Woman Falls in Face Of Record Company Forces
by
on October 05, 2007,
The morals involved with file sharing on the Web can most certainly conflict with one another. On the one hand we see consumers fighting for some measure of what majority of the population considers justice. On the other, there exists (in some instances) the significant exploitation of the concept of “free", which certainly does need addressing.
Unfortunately, at a time when the waters are still very, very murky, there are a select few bearing the brunt of digital copyright owners’ wrath; some of which manage to elude conviction, some of which do not.
A resident of the state of Minnesota is one such terribly unlucky soul, who yesterday was told to pay $222,000 in damages to a coterie of record companies, pinned by a jury as guilty of illegally transferring copyrighted content to others on a peer-to-peer network.
The network in profile is Kazaa, now considered (and rightfully so) an antiquated system through which digital files of many types were once sent to and fro across the Internet in great quantities, during a time in which broadband in the US was a luxury mostly unavailable to the average citizen - apart from those at universities and big businesses and government institutions. Such file transfers were gauged by the kilobit, rather than the megabit, as is regularly done today. Ms Jammie Thomas, the defendant in the case decided Wednesday, was apparently still somewhat stuck in the past, as it were, and thus quite easily traced by anti-piracy forces.
Now, there’s a part of me that faults Ms Thomas for recklessly using the very transparent Kazaa to do her digital sharing (that is, if she really did distribute said files). A very ignorant use of technology, no doubt.

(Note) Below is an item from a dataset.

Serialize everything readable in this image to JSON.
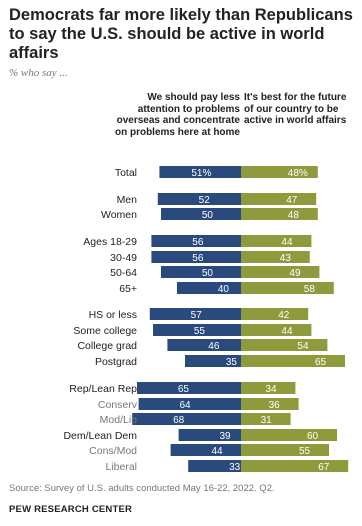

But the record industry should be brought to account for the wrongs it has committed as well. The industry as a whole has brought the proverbial hammer down on most anyone it can round up, be it the grandmother who’s nephew(s) or niece(s) may or may not have used her internet connection for allegedly illicit transfers or a teenager with no knowledge or understanding of copyright clauses. In fact, the general population hardly has a clue of copyright law whatsoever. Such variables do need to be taken into account.
First, however, copyright law needs a major overhaul.
Seriously. Is copyright law not due for an examination in the era of digital media downloads? It could certainly use a good few well-placed edits, no?
The fact that the record industry has the seemingly uninhibited power to arrange for online services to adhere to unique rules for the distribution and allowed use of downloads by consumers (i.e., iTunes users get to share with up to five unique computers/users, while Microsoft is told to limit the playback of music shared between its Zune music players), is alone a very troubling development for the public to witness. If copyright restrictions are to be placed on digital downloads (mind you, not in the form of DRM, which is a despicable invention, but through simple stipulations on paper), should they not in the very least have some measure of uniformity?
Truth be told, copyright law requires a major overhaul. And it’s not the consumer who is at fault for the decline of the music business. It’s the content owner that stands knee deep in error. The industry would find itself on a continued growth trend rather than one headed downhill this very moment if it had addressed consumer demands and welcomed change many years ago rather than press for increased restrictions and fight the tide every which way it knew how.
Some in the industry are finally coming around to accept to the correct way to migrate to digital-only (however cautiously) but it’s simply too late. The damage is done. The consumer understands better than ever the ways in which the record companies conduct themselves, and, well, they don’t like it one bit. So they’ve revolted. And we all know full well which side’s coming out the winner.
Ms Jammie Thomas is, for lack of a better word, a casualty in this ongoing battle, as are a good number of the 26,000 already slapped with legal papers, whether she realized it or not. There’ll likely be more to undergo the same experience as she. But after all is said and done, the defiant music industry will show to be a deeply ailing one. One that will need the consumer to see to it that it survives.
It’s just too bad that we’ve been forced to do this the hard way.